² Although the "disjoint types" point is debatable. In types like data Maybe a = Nothing | Just a you could justifiably argue that the Nothing is the "same value" even for different a. If so, then the union of Maybe String and Maybe Integer only contains one Nothing (rather than both the Nothing that is "no string" and the Nothing that is "no integer"). And the intersection of Maybe String and Maybe Integer contains only one value, that being Nothing.

Question 2

The Whiley programming language supports union and intersection types. If you think of types as sets (i.e. the type int is the set of all valid integers), then union types correspond to set union, whilst intersection types to set intersection.

The classic example in Whiley for union types is representing a "nullable" type, as follows:

null|int indexOf(string str, char c):
    for i in 0..|str|:
       if str[i] == c:
          return i // found a match
    // didn't find a match
    return null

Here, the type null|int may hold any valid integer, or the special null value.
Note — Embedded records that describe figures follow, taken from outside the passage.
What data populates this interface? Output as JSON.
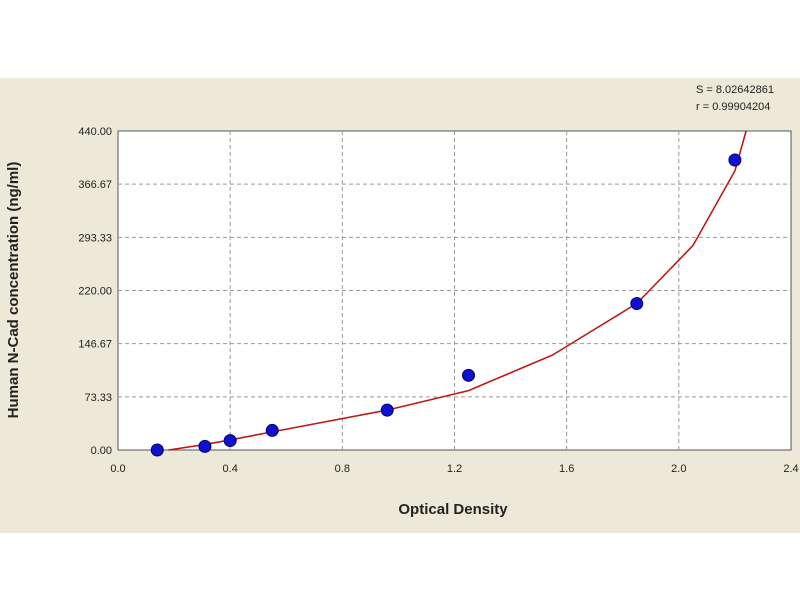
{
  "chart_data": {
    "type": "scatter",
    "xlabel": "Optical Density",
    "ylabel": "Human N-Cad concentration (ng/ml)",
    "xlim": [
      0.0,
      2.4
    ],
    "ylim": [
      0.0,
      440.0
    ],
    "x_ticks": [
      "0.0",
      "0.4",
      "0.8",
      "1.2",
      "1.6",
      "2.0",
      "2.4"
    ],
    "y_ticks": [
      "0.00",
      "73.33",
      "146.67",
      "220.00",
      "293.33",
      "366.67",
      "440.00"
    ],
    "stats": {
      "s": "S = 8.02642861",
      "r": "r = 0.99904204"
    },
    "grid": true,
    "series": [
      {
        "kind": "points",
        "color": "#1010d0",
        "x": [
          0.14,
          0.31,
          0.4,
          0.55,
          0.96,
          1.25,
          1.85,
          2.2
        ],
        "y": [
          0.0,
          5.0,
          13.0,
          27.0,
          55.0,
          103.0,
          202.0,
          400.0
        ]
      },
      {
        "kind": "fit-curve",
        "color": "#c01818",
        "x": [
          0.18,
          0.3,
          0.4,
          0.55,
          0.7,
          0.96,
          1.25,
          1.55,
          1.85,
          2.05,
          2.2,
          2.24
        ],
        "y": [
          0.0,
          7.0,
          14.0,
          25.0,
          36.0,
          55.0,
          82.0,
          131.0,
          202.0,
          282.0,
          385.0,
          440.0
        ]
      }
    ]
  }
}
In Whiley, you cannot perform arithmetic on such a type. Therefore, you first have to type test to check for the null value before you can use the returned value. For example, like so:

string replaceFirst(string str, char old, char new):
    idx = indexOf(str,old)
    if idx is int:
        str[idx] = new
    // return potentially updated string
    return str

I've written some posts on union types in Whiley here and here. Intersection types are similar, although not currently very well supported in the compiler.

Question 3

A type can be seen as a set of values. For example, if Boolean is the set of the values true and false, saying that some value has type Boolean means it is either the value true or false.

Note that some types, like String, can have infinitely many possible values.

As you probably know, union and intersection are set operations, and hence they apply to types as well. For example, when one has types T1 = {male, female} and T2 = {not-applicable} one can build the type T3 = T1 \union T2 = {male, female, not-applicable}. An example where this type would be useful would be answers to the question: "What is the gender of your first born child?" Since some people don't have any children, they could answer: not-applicable.